Im not sure how other guys handle rates for storms. We dont get many where I live, but do get occasional strong winds/bushfires that bring trees down. Council deals with all the stuff on public property and emergency services come out to give a hand with pretty much anything free of charge if it's a bad storm. When I see trees that have come down from winds I always stop and offer to cut it up and take it away if necessary, or leave it if they want. I usually offer a fairly cheap cash price because its quick easy safe work and if there are a lot of trees on the ground I can get a lot of work done in a day. I've done freebies quite a few times for people in tight situations, lost-everything type situations or just plain dont have any money. It boosts my name and generates business, A few people have even sent letters to the local paper which is advertising you couldnt pay for.

In times of severe bushfires I've volunteered to be on saw crews twice. The emergency services provide the saws and fuel, but its tough tough work. Being from a smaller community I guess we band together and help each other out a bit more than folks from big cities might.

Shaun


----------



## lxt (Oct 3, 2010)

Cutler tree............you indeed have a lot to learn!!!

1st off storm chasing.....you & every other idiot with a pickup & chainsaw, then guys like me come in to do the broken off widow maker 50ft up and hanging over the house.....cause most cant handle that part of the storm cleanup!!

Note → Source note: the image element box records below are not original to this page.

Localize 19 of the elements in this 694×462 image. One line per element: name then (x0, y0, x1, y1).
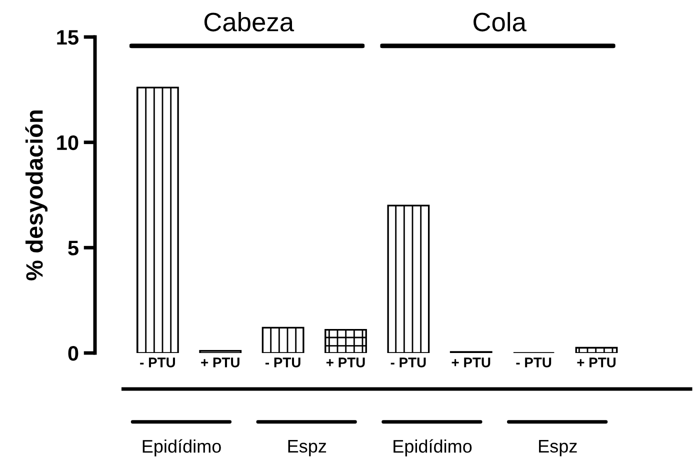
y-tick-label: 10 (57, 135, 78, 150)
y-axis-title: % desyodación (25, 110, 48, 280)
text: Espz (539, 440, 577, 456)
x-tick-label: + PTU (452, 358, 490, 368)
y-tick-label: 15 (57, 30, 78, 45)
x-tick-label: + PTU (577, 358, 616, 368)
text: Espz (288, 440, 326, 456)
x-tick-label: - PTU (140, 358, 175, 368)
text: Epidídimo (142, 439, 221, 456)
x-tick-label: - PTU (390, 358, 426, 368)
x-tick-label: - PTU (265, 358, 300, 368)
y-tick-label: 5 (68, 240, 78, 256)
x-tick-label: + PTU (326, 358, 365, 368)
text: Cabeza (204, 12, 294, 32)
text: Epidídimo (394, 439, 472, 456)
x-tick-label: - PTU (516, 358, 552, 368)
text: Cola (474, 12, 526, 32)
x-tick-label: + PTU (201, 358, 240, 368)
y-tick-label: 0 (68, 346, 78, 361)
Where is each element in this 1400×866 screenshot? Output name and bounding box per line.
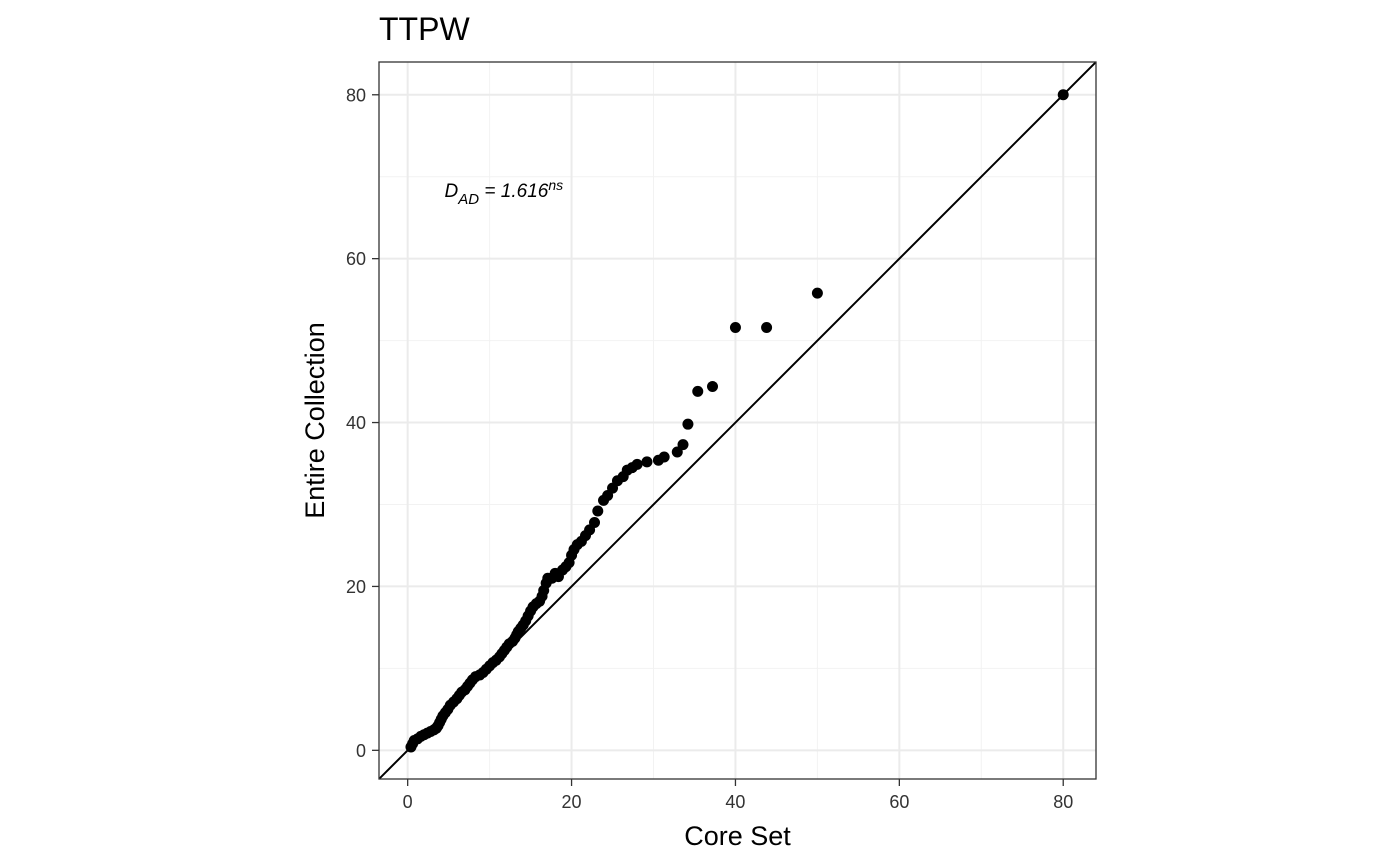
- plot-panel-border: [378, 61, 1097, 780]
- x-axis-title: Core Set: [684, 821, 791, 851]
- y-axis-ticks: 0 20 40 60 80: [346, 85, 379, 761]
- x-tick-label: 60: [889, 792, 909, 812]
- y-tick-label: 0: [356, 741, 366, 761]
- data-point: [641, 456, 653, 468]
- data-point: [671, 446, 683, 458]
- x-axis-ticks: 0 20 40 60 80: [403, 779, 1073, 812]
- data-point: [589, 517, 601, 529]
- major-gridlines: [379, 62, 1096, 779]
- data-point: [682, 418, 694, 430]
- data-point: [692, 385, 704, 397]
- x-tick-label: 40: [725, 792, 745, 812]
- data-point: [811, 287, 823, 299]
- dad-statistic-annotation: DAD = 1.616ns: [445, 177, 564, 208]
- y-tick-label: 60: [346, 249, 366, 269]
- data-point: [761, 321, 773, 333]
- data-point: [631, 458, 643, 470]
- annotation-value: = 1.616: [479, 181, 549, 202]
- x-tick-label: 80: [1053, 792, 1073, 812]
- data-point: [658, 451, 670, 463]
- x-tick-label: 0: [403, 792, 413, 812]
- data-point: [729, 321, 741, 333]
- y-axis-title: Entire Collection: [300, 322, 330, 519]
- data-points: [405, 89, 1069, 753]
- data-point: [707, 380, 719, 392]
- data-point: [677, 439, 689, 451]
- y-tick-label: 40: [346, 413, 366, 433]
- data-point: [1057, 89, 1069, 101]
- annotation-superscript: ns: [548, 177, 563, 193]
- x-tick-label: 20: [562, 792, 582, 812]
- y-tick-label: 80: [346, 85, 366, 105]
- y-tick-label: 20: [346, 577, 366, 597]
- annotation-base: D: [445, 181, 459, 202]
- plot-title: TTPW: [379, 11, 470, 47]
- annotation-subscript: AD: [457, 191, 479, 208]
- data-point: [592, 505, 604, 517]
- minor-gridlines: [379, 62, 1096, 779]
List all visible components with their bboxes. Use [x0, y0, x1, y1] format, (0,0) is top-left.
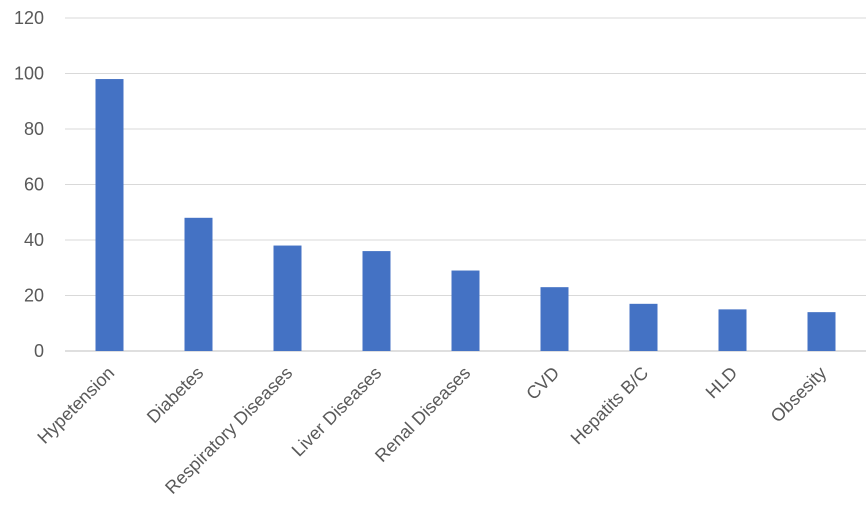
x-tick-label: Diabetes	[143, 363, 207, 427]
x-tick-label: HLD	[702, 363, 742, 403]
bar	[184, 217, 213, 351]
bar	[362, 251, 391, 351]
bar	[95, 79, 124, 352]
y-tick-label: 100	[14, 64, 44, 84]
bar	[451, 270, 480, 351]
x-tick-label: Obsesity	[767, 363, 831, 427]
bar	[629, 303, 658, 351]
y-tick-label: 60	[24, 175, 44, 195]
y-tick-label: 40	[24, 230, 44, 250]
x-tick-label: Renal Diseases	[371, 363, 474, 466]
y-tick-label: 20	[24, 286, 44, 306]
x-tick-label: Liver Diseases	[288, 363, 386, 461]
bar	[540, 287, 569, 351]
bar	[273, 245, 302, 351]
y-tick-label: 0	[34, 341, 44, 361]
y-tick-label: 120	[14, 8, 44, 28]
y-axis-ticks: 0 20 40 60 80 100 120	[14, 8, 44, 361]
bars	[95, 79, 836, 352]
x-tick-label: Hepatits B/C	[567, 363, 653, 449]
x-tick-label: CVD	[522, 363, 563, 404]
y-tick-label: 80	[24, 119, 44, 139]
x-tick-label: Hypetension	[33, 363, 118, 448]
bar	[718, 309, 747, 351]
bar	[807, 312, 836, 351]
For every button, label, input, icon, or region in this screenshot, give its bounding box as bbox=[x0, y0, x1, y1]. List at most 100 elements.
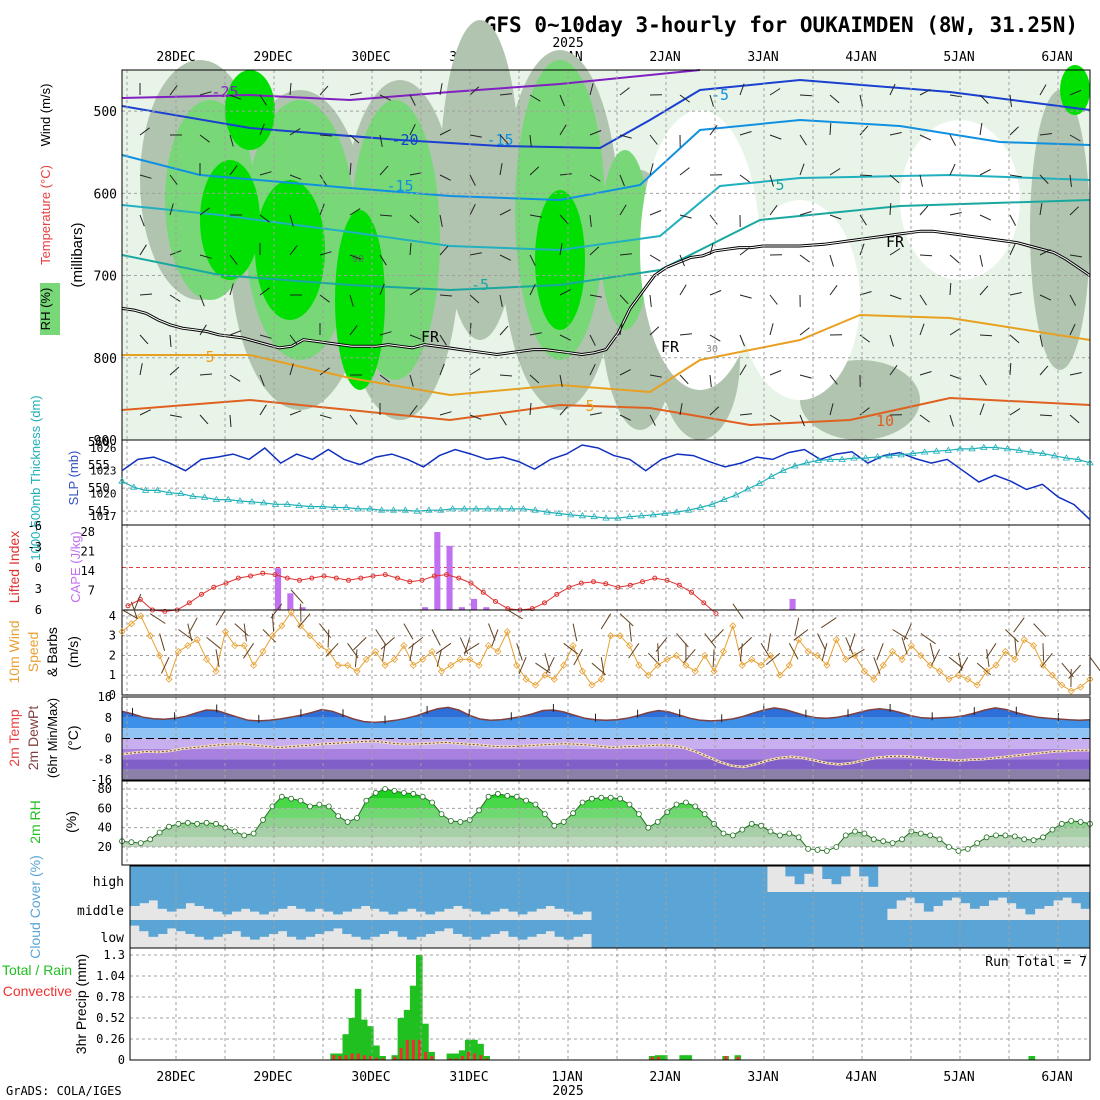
rh-point bbox=[964, 846, 971, 852]
wind-barb bbox=[619, 204, 627, 216]
rh-point bbox=[1058, 820, 1065, 827]
wind-barb bbox=[679, 333, 692, 336]
wind-barb bbox=[139, 174, 152, 179]
cloud-cell-low bbox=[850, 920, 860, 948]
cloud-cell-low bbox=[785, 920, 796, 948]
wind-barb bbox=[469, 134, 482, 138]
precip-convective-bar bbox=[418, 1039, 421, 1060]
wind-barb bbox=[409, 374, 414, 387]
wind-barb bbox=[169, 203, 174, 216]
wind-speed-point bbox=[315, 642, 323, 650]
wind-barb bbox=[979, 214, 992, 221]
wind-speed-point bbox=[484, 642, 493, 650]
wind-barb bbox=[518, 657, 527, 674]
chart-title: GFS 0~10day 3-hourly for OUKAIMDEN (8W, … bbox=[484, 13, 1078, 37]
temp-tick-label: -16 bbox=[90, 773, 112, 787]
wind-barb bbox=[379, 331, 392, 336]
cape-bar bbox=[471, 598, 478, 610]
rh-point bbox=[607, 794, 614, 801]
precip-convective-bar bbox=[381, 1058, 385, 1060]
cape-bar bbox=[434, 532, 441, 610]
isotherm-label: FR bbox=[421, 328, 440, 346]
cloud-cell-low bbox=[425, 920, 436, 934]
wind-speed-point bbox=[795, 636, 803, 644]
wind-speed-point bbox=[729, 622, 737, 630]
precip-convective-bar bbox=[430, 1056, 434, 1060]
cloud-cell-low bbox=[314, 920, 325, 934]
cloud-cell-middle bbox=[665, 892, 676, 920]
rh-tick-label: 60 bbox=[98, 801, 112, 815]
wind-barb bbox=[679, 374, 689, 385]
precip-total-bar bbox=[422, 1023, 429, 1060]
wind-barb bbox=[979, 374, 987, 386]
wind-barb bbox=[889, 174, 900, 184]
wind-barb bbox=[409, 94, 416, 106]
wind-barb bbox=[439, 294, 453, 297]
cape-bar bbox=[299, 607, 306, 610]
thickness-point bbox=[248, 498, 256, 505]
wind-speed-point bbox=[588, 681, 596, 689]
precip-total-bar bbox=[452, 1053, 460, 1060]
li-point bbox=[468, 580, 474, 586]
wind-barb bbox=[848, 648, 865, 659]
wind-barb bbox=[979, 403, 985, 416]
cloud-cell-middle bbox=[933, 892, 943, 906]
cloud-cell-high bbox=[277, 866, 288, 892]
wind-barb bbox=[379, 214, 393, 217]
wind-barb bbox=[859, 125, 869, 136]
wind-barb bbox=[327, 629, 330, 648]
cloud-cell-low bbox=[831, 920, 842, 948]
wind-barb bbox=[499, 163, 503, 176]
cloud-cell-middle bbox=[683, 892, 694, 920]
thickness-point bbox=[897, 451, 905, 458]
precip-convective-bar bbox=[467, 1051, 470, 1060]
wind-barb bbox=[679, 167, 690, 176]
cloud-cell-high bbox=[222, 866, 233, 892]
cloud-cell-high bbox=[471, 866, 482, 892]
cape-tick-label: 14 bbox=[81, 564, 95, 578]
wind-barb bbox=[589, 246, 600, 256]
rh-point bbox=[297, 797, 304, 804]
rh-point bbox=[993, 832, 999, 839]
rh-point bbox=[739, 826, 746, 833]
li-point bbox=[493, 599, 498, 604]
rh-zone bbox=[200, 160, 260, 280]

2nd insurance jobs = double.......LOL, insurance jobs = who you know & how much of a savings the adjuster wants for the job!! I just did a large Insurance job this year....a restoration company ran the show & subbed just about every thing out........Well, when the adjuster showed up on sight & asked me for a copy of my bid sheet along with asking the other subs for the same........guess what? that Restoration company just lost a 5yr relationship with Erie insurance cuz they took all the bids & added 20% on to each one to pocket for themselves

wonder if it was worth it???? Now im getting work through Erie cause my price was average market rate for a particular service!!



LXT....................


----------



## Cutler tree (Oct 3, 2010)

lxt said:


> Cutler tree............you indeed have a lot to learn!!!
> 
> you are right I do have a lot to learn. It's my first year in this business and I think I'm still at the I don't know what I don't know phase. I'm hoping to move to the I know what I don't know phase one day. Thank you for answering with information and not insults


----------



## lxt (Oct 3, 2010)

Hang in there....it`ll come to you & the best thing I can say is: if what you are bidding on seems to good to be true? it probably is.

earlier this year I bid on some state gamelands contracts, thinking how nice it would be, finally my certs will mean something & ladda dadda da.....

well, the job(s) were given to outta state companies & Certifications didnt mean squat.......kinda sad when you think about it, clearing upwards of 80 acres spread out over several sites, in accessible for machinery (old strip mine/shale beds) & the awarded bid goes for under 10 thousand bucks?????

this is what is sad about our trade Cutler.....many will rape it & leave it a disaster for those of us who have been doing it for years!! doing it as properly as we can & with a love for it......then bam, some construction company with a bunch of layed off equipment operators wants to make some xtra cash!!!!! I like the roofers that try to sell tree work while selling roof jobs or the roll off dumpster service by day & tree care by afternoon!!!




good luck in this trade!!!


LXT................


----------



## sgreanbeans (Oct 9, 2010)

Guy I knew, Jim Tribetts, owned a local company here, he got on the Katrina deal, made quite a bit of money, then it all stopped, gov quit paying due to the fraud going on with the Red Cross, Jim was on the verge of losing everything, then he hit the back of a Dominoes delivery car at 115mph on his bike, decapitating him. Now, his wife has a paid off house and business.
For what its worth, he hit the gas when he seen the opportunity.


----------



## boo (Oct 13, 2010)

lxt said:


> Hang in there....it`ll come to you & the best thing I can say is: if what you are bidding on seems to good to be true? it probably is.
> 
> earlier this year I bid on some state gamelands contracts, thinking how nice it would be, finally my certs will mean something & ladda dadda da.....
> 
> ...



Careful what you read from the bitter ones that can almost handle one trade.
I have done some storm chasing through the years... I am now STILL in Baton Rouge 2 years after hurricane Gustav with many contacts, and referrals.
Purchased 2 new bobcats and 2 new trucks since I came here over 2 years ago... I still have a home in N.C., but the economy there stinks.
I also own a roofing company, and a masonry company.... as a matter of fact, I AM a certified Arborist, And a licensed contractor, who has not only built homes for some Nascar drivers and other famous celebs.... but I also take care of their trees, and I CAN do the work myself if need be  not everyone have the skill, will, or I.Q. to do more than one thing.
I was also told when I was only 15 years old, that I could not make a small block ford that I built myself run 6.80's in the 1/8 mi. w/700 h.p.... yes some hated me... the big block, chevy, old timers that have been building and racing for years, that seen my tail lights as I ran 6.82 in the 1/8 mi.
Learn and do all you can.
Being able to work more efficiently than the next guy allows you to bid lower and still make as much or more money than the less efficient crews.
Good Luck, and don't stop just because another guy did.


----------



## fireman (Nov 18, 2010)

Stay in your area for storm work.Don't go out of state.I learned the hard way.It is not worth it.Almost lost my business because of it.learn from other peoples mistakes.


----------